Führungskräfte sind folglich dazu berufen, nicht selbst die Heroes, sondern viel mehr die Heromaker* zu sein bzw. zu werden. Ich schätze, dass vielen jungen Menschen dies gar nicht bewusst ist, wenn sie ihre erste Rolle als Führungskraft antreten. Viel mehr beobachte ich, dass die Rolle eines Teamleads als der nächste, logische Karriereschritt angesehen wird, bei dem man endlich mehr Verantwortung und meist auch mehr Gehalt bekommen kann. Letztlich geht es als Führungskraft aber nicht um einen selbst, sondern um die Befähigung anderer. Das muss einem bewusst sein, da man ansonsten kein guter Leader sein kann.

 

Wie man Leader entwickeln kann

Im Fokus der meisten Unternehmen geht es darum, wie man eine Organisation aufbauen kann, die stetig wächst und erfolgreich wird oder bleibt. Hierbei richtet sich der Blick vor allem auf die Strukturen und Prozesse, weniger auf die Mitarbeiter:innen selbst. Der Blickwinkel der Organisationsentwicklung hat definitiv seine Daseinsberechtigung und ist wichtig, damit Führungskräfte effektiv und effizient führen können.

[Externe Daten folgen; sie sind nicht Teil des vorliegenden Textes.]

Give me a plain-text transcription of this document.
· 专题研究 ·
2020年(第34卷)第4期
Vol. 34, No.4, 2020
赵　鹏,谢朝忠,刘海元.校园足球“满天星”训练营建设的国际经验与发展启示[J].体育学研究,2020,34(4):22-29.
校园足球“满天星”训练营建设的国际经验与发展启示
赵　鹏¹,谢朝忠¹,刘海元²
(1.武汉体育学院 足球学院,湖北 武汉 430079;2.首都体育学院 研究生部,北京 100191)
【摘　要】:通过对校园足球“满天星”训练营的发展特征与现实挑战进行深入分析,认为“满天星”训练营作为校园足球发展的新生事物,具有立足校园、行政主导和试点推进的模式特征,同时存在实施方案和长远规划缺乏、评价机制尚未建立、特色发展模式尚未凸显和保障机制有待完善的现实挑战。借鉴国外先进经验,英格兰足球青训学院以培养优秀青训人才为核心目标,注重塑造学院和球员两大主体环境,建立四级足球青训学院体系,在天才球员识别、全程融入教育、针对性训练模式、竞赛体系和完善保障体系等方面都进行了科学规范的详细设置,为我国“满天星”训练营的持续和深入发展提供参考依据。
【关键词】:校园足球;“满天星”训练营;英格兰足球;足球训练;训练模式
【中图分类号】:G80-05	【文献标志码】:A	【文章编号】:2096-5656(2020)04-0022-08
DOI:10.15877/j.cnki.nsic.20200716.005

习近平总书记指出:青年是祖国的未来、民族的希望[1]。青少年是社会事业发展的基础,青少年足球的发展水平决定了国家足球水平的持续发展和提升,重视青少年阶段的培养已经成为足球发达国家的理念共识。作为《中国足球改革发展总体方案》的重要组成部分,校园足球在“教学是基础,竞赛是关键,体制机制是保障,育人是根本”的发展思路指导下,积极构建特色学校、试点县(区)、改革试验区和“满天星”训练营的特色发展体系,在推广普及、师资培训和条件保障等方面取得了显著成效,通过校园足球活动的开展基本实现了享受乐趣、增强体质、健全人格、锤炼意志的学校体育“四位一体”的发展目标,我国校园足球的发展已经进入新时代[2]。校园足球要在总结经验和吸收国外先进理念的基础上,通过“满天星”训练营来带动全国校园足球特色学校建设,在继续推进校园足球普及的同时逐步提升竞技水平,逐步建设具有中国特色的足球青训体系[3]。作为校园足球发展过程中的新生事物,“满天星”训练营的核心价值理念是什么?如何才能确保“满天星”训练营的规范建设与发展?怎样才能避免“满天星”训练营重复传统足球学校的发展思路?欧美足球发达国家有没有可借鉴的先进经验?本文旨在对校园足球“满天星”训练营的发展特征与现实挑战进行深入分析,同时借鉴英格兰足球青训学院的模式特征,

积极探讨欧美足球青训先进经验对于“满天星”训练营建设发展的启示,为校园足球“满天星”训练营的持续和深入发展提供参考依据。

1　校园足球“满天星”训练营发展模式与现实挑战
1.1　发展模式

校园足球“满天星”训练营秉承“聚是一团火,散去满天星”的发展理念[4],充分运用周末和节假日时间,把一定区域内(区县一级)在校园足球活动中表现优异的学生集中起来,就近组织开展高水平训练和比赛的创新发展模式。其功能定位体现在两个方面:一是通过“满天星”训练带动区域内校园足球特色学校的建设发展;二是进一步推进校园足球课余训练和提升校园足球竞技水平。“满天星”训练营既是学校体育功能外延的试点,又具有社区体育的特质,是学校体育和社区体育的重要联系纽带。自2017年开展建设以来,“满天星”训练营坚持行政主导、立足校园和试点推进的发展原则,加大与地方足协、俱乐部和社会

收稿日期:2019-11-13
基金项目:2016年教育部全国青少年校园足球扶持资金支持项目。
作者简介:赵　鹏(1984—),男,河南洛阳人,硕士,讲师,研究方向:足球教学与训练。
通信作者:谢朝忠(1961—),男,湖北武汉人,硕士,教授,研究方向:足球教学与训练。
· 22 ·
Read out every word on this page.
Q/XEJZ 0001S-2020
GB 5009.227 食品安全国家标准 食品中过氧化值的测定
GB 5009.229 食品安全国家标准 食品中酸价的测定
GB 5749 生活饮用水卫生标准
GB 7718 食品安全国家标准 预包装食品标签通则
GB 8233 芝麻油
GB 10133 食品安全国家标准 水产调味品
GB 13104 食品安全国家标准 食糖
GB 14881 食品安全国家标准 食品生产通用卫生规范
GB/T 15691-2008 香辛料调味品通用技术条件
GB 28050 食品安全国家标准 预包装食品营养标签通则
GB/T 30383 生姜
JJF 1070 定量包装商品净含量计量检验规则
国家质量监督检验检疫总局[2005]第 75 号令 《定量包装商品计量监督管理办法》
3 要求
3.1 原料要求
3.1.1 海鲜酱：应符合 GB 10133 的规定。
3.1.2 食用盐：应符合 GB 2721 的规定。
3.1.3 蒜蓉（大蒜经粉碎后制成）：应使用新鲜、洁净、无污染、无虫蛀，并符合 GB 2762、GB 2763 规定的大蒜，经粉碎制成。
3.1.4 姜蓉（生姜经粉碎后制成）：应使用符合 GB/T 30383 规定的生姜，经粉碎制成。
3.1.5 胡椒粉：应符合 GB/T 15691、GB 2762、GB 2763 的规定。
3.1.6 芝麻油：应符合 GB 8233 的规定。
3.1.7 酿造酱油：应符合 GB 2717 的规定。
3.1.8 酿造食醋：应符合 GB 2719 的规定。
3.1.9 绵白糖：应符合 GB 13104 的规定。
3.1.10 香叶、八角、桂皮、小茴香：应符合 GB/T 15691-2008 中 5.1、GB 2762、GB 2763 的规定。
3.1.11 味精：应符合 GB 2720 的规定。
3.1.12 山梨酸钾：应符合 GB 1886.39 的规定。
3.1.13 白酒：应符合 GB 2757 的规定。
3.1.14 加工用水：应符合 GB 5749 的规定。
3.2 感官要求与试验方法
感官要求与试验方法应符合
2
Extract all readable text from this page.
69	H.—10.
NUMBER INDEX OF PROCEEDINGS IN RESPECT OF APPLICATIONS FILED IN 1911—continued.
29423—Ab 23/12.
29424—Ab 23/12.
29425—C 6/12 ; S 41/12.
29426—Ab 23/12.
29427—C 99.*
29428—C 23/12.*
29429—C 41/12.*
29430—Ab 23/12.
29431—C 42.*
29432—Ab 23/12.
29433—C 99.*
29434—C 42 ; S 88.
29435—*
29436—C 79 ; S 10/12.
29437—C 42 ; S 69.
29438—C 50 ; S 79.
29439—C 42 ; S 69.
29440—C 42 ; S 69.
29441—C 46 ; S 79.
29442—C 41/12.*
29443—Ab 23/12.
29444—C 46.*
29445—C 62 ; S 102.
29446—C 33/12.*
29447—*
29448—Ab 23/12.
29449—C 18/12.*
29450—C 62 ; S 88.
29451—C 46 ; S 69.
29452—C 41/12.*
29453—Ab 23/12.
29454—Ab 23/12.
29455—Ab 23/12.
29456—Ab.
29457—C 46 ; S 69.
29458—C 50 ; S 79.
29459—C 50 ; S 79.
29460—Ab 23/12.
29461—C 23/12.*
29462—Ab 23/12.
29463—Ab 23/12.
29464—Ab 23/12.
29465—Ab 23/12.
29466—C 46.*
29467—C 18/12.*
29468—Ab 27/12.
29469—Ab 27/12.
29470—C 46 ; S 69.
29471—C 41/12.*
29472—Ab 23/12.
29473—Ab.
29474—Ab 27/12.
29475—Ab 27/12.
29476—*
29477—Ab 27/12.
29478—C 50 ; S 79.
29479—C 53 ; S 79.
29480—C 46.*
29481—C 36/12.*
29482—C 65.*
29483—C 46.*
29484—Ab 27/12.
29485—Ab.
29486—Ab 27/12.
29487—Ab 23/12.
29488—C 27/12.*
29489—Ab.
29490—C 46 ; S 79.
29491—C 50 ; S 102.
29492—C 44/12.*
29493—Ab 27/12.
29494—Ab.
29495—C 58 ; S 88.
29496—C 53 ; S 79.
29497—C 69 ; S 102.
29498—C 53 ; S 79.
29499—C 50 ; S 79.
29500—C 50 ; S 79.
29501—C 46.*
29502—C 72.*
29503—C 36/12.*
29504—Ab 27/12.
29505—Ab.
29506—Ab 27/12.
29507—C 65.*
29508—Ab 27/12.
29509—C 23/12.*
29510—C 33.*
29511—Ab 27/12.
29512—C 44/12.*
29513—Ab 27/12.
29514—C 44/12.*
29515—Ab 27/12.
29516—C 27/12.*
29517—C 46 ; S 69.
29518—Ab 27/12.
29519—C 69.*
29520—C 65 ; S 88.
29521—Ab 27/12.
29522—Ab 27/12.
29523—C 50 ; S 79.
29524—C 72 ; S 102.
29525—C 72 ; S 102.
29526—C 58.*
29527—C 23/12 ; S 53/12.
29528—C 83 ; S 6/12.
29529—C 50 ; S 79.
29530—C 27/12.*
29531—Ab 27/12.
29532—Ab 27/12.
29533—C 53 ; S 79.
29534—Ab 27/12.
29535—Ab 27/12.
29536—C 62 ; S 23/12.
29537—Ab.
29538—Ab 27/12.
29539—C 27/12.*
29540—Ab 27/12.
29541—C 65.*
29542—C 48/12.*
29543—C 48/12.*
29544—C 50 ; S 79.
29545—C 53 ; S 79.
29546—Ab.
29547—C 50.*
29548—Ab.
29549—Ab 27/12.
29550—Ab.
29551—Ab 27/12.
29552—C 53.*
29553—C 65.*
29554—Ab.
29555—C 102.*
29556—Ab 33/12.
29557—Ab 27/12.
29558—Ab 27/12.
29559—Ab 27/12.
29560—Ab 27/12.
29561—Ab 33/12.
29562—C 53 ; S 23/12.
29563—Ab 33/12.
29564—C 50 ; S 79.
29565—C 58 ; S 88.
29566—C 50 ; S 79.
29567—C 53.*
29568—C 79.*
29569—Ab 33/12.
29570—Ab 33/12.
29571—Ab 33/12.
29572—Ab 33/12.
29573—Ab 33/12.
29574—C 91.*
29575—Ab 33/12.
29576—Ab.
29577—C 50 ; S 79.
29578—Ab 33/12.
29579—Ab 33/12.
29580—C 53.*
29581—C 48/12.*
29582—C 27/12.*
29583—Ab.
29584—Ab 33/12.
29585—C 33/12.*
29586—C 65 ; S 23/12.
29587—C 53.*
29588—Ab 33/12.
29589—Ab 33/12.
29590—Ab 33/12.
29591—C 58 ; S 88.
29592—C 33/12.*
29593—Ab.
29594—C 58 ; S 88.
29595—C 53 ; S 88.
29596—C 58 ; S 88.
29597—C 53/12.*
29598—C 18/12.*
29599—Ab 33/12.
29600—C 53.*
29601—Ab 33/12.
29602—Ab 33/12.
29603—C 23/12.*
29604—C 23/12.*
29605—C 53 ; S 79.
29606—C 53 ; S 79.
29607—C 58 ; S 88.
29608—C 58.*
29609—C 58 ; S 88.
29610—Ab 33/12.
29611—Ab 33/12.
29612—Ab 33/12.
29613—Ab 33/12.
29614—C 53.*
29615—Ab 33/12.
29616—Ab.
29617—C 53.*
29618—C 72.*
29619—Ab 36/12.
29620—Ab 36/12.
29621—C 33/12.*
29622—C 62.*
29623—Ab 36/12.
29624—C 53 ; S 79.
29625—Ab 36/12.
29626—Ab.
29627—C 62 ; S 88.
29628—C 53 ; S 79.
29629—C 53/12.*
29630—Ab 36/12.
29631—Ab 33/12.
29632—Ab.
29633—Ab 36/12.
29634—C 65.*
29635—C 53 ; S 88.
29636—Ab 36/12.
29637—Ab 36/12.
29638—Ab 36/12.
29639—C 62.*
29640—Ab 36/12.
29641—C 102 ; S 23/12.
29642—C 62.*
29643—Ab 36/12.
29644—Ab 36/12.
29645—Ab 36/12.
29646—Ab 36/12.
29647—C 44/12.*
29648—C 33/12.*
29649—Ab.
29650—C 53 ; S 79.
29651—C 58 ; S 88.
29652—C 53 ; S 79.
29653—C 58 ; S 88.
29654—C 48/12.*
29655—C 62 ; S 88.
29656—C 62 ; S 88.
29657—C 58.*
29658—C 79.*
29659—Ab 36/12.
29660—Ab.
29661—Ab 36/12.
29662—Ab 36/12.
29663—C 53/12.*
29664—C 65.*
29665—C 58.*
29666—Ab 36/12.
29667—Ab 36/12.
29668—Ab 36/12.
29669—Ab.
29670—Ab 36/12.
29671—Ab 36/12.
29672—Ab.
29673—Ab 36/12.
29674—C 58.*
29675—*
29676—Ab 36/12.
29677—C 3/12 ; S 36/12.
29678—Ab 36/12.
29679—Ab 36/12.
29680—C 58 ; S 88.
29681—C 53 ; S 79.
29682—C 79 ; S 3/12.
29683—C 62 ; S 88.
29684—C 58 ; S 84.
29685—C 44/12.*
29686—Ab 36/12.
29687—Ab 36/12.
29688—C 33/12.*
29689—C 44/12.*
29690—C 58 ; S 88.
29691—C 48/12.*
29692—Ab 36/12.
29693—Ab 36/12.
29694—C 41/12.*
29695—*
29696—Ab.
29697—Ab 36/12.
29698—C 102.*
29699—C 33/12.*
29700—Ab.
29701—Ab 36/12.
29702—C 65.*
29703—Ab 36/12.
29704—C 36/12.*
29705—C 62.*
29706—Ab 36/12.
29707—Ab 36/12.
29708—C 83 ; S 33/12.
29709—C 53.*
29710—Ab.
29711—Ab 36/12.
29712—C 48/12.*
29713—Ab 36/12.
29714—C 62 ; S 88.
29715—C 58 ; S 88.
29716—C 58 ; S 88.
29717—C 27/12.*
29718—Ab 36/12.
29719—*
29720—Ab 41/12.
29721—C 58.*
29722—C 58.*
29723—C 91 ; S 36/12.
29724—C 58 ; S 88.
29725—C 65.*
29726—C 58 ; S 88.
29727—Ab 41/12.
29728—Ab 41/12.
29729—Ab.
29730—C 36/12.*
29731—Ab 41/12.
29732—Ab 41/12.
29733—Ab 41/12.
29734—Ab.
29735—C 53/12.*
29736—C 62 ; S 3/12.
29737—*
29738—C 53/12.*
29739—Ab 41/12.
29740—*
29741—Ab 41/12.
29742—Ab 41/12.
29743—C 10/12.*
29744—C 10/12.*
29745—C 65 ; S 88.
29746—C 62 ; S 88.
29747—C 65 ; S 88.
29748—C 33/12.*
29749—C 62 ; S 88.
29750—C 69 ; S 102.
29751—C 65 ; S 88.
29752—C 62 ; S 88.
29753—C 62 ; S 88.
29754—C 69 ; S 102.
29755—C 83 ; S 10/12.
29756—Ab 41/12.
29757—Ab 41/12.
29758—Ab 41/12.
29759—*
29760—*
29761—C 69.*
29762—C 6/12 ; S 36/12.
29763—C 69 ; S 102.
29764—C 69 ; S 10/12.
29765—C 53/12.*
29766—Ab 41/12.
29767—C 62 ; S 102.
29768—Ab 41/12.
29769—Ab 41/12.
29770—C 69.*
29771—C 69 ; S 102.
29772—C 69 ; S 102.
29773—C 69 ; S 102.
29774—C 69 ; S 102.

Ich denke jedoch, dass das Thema Leadership hier nicht aufhören darf, sondern Führungskräfte für sich persönlich beantworten müssen, wie sie selbst neue Leader hervorbringen können. Dies kann im Rahmen von methodischen Ansätzen oder strukturellen Routinen erfolgen, ist aber sicherlich immer auf die individuelle Situation bzw. die Mitarbeiter:innen auszurichten, die man gezielt zu neuen Leadern ausbilden möchte. Eins muss dabei aber klar sein: Das ist definitiv zeitaufwendig und nicht an das HR-Team übertragbar. Doch trotz des notwendigen Investments ist Leadership-Entwicklung in meinen Augen eine unverzichtbare Priorität und Voraussetzung für nachhaltiges Wachstum.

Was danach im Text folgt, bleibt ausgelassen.